O ato fez referência ao dia 13 de maio, que é lembrado todos os anos em nosso país como o dia da libertação da população negra e do fim do racismo institucional depois dos séculos de humilhação e exploração forçada que representaram o período a escravidão no Brasil. Nada mais falso! A elite que coordena o estado brasileiro trocou as senzalas pelas favelas, a repressão dos senhores e a perseguição dos capitães do mato pela violência policial e a exploração se transformou em desemprego e arrocho salarial. Após 124 anos da assinatura da Lei Áurea não temos nada para comemorar.

Se analisarmos os dados do Índice de Desenvolvimento Humano da ONU (IDH), veremos que os dados da população branca colocam o Brasil entre os 50 países mais desenvolvidos do mundo. Agora, se vamos até a população negra estamos na posição 107, junto com os países africanos. Os ataques também aos quilombolas por meio da Ação Direta de Inconstitucionalidade (ADI 3239) feita pelo DEM contra a titulação de terras quilombolas é a mostra de que a elite racista continua reagindo contra os direitos dos negros. São quase 5000 comunidades que perderam seu direito a terra se essa for aprovada pelo STF.

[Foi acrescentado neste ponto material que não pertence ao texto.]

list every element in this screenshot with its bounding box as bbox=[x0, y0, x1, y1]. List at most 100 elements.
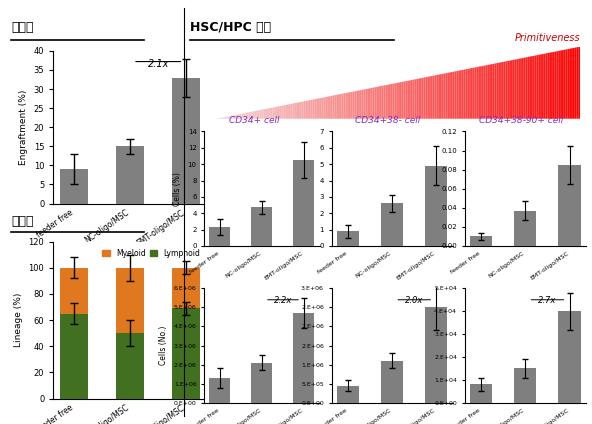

A política de ações afirmativas é parte importante dessa luta. Desde 2008, a UFRGS está abrindo suas portas para um setor da população historicamente excluído da universidade. Foram centenas de estudantes negros e de escolas públicas que ingressarem nas nossas salas de aula, a partir da mobilização do DCE e do movimento social negro.